On 28 April 2025, there was published on legislation.gov.uk a draft of The Payment Services and Payment Accounts (Contract Termination) (Amendment) Regulations 2025.
HM Treasury has also issued a press release in which it notes, among other things that banks and other payment service providers will be required to give customers at least 90 days’ notice before closing their account or terminating a payment service under new rules expected to come into force for relevant new contracts from April 2026.
Background
Regulation 51(4) of the Payment Services Regulations 2017 provides that a payment service provider (PSP) may terminate a framework contract concluded for an indefinite period by giving at least two months’ notice if the contract so provides.
Changes
Regulation 3 of the draft statutory instrument amends the position so that on or after the date it comes into force, 28 April 2026, PSPs who want to terminate a payment service contract concluded for an indefinite period and entered into on or after that date must instead provide the payment service user with a termination notice containing certain information including an explanation of the reasons for termination which is sufficiently detailed and specific to enable the payment service user to understand why the framework contract is being terminated. That must be given at least 90 days before the termination of the relevant contract takes effect, an increase on the previous notice period of two months.

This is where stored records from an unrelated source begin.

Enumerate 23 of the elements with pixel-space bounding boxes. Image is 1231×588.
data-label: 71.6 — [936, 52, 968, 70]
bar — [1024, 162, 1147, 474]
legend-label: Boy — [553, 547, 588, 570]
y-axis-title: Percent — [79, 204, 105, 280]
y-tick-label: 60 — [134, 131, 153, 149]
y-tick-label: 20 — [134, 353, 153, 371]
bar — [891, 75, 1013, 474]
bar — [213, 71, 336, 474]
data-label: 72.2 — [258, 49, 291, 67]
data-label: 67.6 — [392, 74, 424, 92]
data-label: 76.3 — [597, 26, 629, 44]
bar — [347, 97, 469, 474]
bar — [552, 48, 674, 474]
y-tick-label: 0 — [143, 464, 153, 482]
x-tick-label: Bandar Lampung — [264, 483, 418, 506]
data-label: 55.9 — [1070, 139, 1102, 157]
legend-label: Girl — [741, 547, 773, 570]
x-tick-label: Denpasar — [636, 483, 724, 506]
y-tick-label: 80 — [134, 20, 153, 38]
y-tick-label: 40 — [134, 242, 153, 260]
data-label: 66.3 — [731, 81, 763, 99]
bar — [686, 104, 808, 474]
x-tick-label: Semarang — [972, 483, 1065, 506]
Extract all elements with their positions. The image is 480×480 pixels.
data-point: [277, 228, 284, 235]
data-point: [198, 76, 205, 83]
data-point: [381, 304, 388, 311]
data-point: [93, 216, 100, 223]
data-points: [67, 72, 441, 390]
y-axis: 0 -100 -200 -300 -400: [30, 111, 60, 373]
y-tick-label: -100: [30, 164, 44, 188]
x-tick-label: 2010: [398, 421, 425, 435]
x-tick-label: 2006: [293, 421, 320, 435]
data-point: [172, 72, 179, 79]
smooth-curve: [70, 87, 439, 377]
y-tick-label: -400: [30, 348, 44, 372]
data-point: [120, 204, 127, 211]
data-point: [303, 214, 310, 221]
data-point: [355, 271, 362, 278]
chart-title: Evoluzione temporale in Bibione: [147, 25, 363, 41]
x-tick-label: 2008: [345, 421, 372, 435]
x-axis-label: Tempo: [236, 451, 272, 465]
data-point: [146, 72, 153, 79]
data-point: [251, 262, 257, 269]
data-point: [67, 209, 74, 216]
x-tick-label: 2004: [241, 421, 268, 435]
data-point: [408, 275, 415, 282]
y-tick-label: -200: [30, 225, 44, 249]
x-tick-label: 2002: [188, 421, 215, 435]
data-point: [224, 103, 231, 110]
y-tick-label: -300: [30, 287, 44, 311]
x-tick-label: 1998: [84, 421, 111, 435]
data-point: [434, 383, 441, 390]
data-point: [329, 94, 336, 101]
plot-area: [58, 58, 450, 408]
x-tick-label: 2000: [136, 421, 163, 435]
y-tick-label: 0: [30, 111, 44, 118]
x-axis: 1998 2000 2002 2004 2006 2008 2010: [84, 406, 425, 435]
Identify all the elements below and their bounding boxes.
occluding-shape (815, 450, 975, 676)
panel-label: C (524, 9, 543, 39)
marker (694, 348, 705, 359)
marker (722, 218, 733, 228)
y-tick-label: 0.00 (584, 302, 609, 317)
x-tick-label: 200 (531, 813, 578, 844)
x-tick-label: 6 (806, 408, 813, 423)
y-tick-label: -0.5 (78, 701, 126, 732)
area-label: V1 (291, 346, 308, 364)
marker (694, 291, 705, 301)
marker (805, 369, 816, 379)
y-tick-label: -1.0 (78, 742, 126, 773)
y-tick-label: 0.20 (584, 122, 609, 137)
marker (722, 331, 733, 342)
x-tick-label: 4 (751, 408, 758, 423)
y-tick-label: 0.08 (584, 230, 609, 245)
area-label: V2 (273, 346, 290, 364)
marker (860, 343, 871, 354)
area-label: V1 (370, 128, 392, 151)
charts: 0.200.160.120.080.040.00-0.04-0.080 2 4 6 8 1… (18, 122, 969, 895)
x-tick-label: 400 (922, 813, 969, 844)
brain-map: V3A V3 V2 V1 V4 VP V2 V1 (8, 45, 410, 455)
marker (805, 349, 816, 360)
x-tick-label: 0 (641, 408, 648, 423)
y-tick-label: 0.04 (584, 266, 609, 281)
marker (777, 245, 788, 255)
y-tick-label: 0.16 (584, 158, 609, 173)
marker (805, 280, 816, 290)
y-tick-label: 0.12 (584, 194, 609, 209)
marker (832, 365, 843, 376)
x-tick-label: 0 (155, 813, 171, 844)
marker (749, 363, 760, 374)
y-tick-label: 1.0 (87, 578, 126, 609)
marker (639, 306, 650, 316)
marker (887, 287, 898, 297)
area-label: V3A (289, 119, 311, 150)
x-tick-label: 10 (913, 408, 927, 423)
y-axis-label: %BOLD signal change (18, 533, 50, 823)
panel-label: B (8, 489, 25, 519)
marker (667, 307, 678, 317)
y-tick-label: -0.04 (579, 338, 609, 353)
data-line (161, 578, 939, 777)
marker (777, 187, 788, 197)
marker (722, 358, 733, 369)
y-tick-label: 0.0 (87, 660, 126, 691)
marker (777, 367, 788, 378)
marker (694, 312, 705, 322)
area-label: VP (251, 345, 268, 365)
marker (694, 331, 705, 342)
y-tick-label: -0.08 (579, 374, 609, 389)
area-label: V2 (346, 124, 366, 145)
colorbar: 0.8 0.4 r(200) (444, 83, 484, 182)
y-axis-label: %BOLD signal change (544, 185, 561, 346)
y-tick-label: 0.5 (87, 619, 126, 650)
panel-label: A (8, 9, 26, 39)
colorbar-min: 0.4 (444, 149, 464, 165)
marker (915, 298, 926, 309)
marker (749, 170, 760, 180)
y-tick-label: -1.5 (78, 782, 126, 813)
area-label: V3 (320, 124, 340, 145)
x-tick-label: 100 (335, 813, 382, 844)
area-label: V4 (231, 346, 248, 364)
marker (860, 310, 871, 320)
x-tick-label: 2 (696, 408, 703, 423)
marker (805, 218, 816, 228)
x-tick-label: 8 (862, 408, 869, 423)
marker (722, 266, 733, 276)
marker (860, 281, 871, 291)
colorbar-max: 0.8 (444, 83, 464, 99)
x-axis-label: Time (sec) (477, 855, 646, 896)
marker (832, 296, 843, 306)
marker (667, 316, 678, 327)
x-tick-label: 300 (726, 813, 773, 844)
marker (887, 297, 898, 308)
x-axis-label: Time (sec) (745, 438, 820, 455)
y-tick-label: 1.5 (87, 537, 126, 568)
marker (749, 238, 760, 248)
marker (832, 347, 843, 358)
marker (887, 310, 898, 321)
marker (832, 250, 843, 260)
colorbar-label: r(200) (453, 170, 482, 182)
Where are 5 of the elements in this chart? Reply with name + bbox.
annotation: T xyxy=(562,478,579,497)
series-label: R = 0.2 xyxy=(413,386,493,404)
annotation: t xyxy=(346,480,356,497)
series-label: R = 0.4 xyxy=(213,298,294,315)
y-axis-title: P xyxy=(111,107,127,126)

The draft statutory instrument notes that there are certain modifications or exceptions to the new requirements including that a termination notice will not need to be provided where the PSP is required to apply customer due diligence measures under regulation 27 of the Money Laundering, Terrorist Financing and Transfer of Funds (Information on the Payer) Regulations 2017 and is unable to apply customer due diligence measures as required by regulation 28 of those regulations.